Rectal bleeding, narrowing, and scarring. Treatment may be needed.
Damage to the ovaries that causes early menopause. This can lead to bone weakening.
Reduced fertility or infertility (can’t become pregnant)
Bladder irritation and problems with urination
Weakened hip (pelvic) bones and increased risk of breaks can be a long-term side effect
Low blood counts, causing low levels of red blood cells (anemia) and white blood cells (leukopenia)
The radiation therapy may cause scar tissue to form in the vagina. The scar tissue can make the vagina more narrow (vaginal stenosis). Or it can make it even shorter, which can make sex (vaginal intercourse) painful. Talk with your radiation oncologist about the use of a dilator to prevent this problem. It's best to start about 2 to 4 weeks after treatment ends. You may need to use the vaginal dilator long-term.

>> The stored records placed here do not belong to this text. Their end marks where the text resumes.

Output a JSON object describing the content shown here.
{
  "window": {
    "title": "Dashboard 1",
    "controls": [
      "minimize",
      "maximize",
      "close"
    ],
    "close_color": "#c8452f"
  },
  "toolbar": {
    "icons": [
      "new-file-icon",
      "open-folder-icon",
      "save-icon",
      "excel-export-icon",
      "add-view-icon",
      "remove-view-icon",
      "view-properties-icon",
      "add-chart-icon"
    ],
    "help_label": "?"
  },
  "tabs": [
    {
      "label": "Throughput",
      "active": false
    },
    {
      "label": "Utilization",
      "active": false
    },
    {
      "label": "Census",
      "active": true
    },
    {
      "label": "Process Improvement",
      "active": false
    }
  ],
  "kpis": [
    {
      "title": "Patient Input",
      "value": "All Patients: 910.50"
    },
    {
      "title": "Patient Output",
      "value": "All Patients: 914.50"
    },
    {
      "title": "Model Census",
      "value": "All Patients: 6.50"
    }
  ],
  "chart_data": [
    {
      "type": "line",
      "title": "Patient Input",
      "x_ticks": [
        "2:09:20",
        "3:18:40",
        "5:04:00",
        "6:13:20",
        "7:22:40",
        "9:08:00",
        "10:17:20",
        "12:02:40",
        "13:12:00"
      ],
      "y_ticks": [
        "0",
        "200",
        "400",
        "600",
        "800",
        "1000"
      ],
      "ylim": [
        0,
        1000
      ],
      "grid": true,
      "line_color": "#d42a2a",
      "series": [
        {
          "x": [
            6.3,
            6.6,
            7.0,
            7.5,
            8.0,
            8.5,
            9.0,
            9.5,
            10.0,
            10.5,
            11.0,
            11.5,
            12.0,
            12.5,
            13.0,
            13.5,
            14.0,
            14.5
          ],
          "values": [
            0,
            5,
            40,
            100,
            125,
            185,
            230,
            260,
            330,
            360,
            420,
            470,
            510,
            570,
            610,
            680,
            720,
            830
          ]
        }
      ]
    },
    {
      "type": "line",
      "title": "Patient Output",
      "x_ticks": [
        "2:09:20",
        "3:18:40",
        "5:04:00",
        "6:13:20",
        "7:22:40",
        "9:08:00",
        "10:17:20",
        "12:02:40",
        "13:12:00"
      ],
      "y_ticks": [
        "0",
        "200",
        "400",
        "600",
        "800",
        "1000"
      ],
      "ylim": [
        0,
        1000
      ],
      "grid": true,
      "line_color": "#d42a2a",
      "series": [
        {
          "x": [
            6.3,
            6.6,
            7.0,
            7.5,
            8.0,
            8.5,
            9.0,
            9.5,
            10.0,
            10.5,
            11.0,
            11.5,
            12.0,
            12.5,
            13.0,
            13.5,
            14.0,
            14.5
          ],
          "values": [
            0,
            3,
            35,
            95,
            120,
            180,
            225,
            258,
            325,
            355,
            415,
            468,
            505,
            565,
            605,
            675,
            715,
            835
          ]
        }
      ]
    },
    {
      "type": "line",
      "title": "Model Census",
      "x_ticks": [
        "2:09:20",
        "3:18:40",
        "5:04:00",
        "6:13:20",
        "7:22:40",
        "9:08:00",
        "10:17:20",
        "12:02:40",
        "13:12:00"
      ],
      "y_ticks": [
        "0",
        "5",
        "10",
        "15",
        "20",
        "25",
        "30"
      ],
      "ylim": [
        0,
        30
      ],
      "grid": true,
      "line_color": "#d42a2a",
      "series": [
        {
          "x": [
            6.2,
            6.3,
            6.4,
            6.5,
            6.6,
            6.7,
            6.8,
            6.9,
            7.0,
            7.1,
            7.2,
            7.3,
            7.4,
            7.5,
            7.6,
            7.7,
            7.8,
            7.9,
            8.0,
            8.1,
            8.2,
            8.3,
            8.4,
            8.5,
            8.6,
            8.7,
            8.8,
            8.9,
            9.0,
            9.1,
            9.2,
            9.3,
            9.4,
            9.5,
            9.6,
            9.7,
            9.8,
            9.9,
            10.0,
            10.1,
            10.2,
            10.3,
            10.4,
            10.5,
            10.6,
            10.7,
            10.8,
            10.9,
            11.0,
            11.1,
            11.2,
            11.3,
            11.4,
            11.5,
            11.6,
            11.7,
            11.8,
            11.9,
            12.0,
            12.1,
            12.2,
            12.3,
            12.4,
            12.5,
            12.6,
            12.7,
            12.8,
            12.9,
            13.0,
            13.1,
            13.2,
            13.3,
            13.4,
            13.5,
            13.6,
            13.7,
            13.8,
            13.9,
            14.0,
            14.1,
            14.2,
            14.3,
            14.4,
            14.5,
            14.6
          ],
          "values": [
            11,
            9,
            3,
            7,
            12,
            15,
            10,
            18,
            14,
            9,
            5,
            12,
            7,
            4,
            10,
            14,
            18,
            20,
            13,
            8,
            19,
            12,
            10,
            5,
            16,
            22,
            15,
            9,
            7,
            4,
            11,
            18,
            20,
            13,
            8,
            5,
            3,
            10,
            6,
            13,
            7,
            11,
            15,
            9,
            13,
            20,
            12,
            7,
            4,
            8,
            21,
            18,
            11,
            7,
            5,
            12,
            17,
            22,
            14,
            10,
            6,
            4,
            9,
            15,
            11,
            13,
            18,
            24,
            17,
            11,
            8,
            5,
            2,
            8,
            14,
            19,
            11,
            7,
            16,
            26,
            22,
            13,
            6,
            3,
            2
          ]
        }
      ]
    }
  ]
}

If lymph nodes in your pelvis are treated with radiation, you may develop a side effect called lymphedema. This is swelling in the leg that's hard to treat once it begins. It can happen any time after treatment. Talk with your doctor about your risk for lymphedema and what you can do to try to keep it from starting.
Most problems often go away or get better within a few months after radiation ends. Many can be treated, so be sure to talk with your doctor or nurse about any problems you have. Also ask about long-term side effects that may develop months or even years after treatment. There may be things you can do to help prevent them from happening. And you need to know what to watch for so you can get treatment right away.
Working with your healthcare provider
Talk with your healthcare providers about what problems to look for and when to call them. Make sure you know what number to call with questions. Is there a different number for evenings and weekends? It may be helpful to keep a diary of your side effects. Write down physical, thinking, and emotional changes. A written list will make it easier for you to remember your questions when you go to your appointments. It will also help you and your healthcare team make a plan to manage any side effects you might have.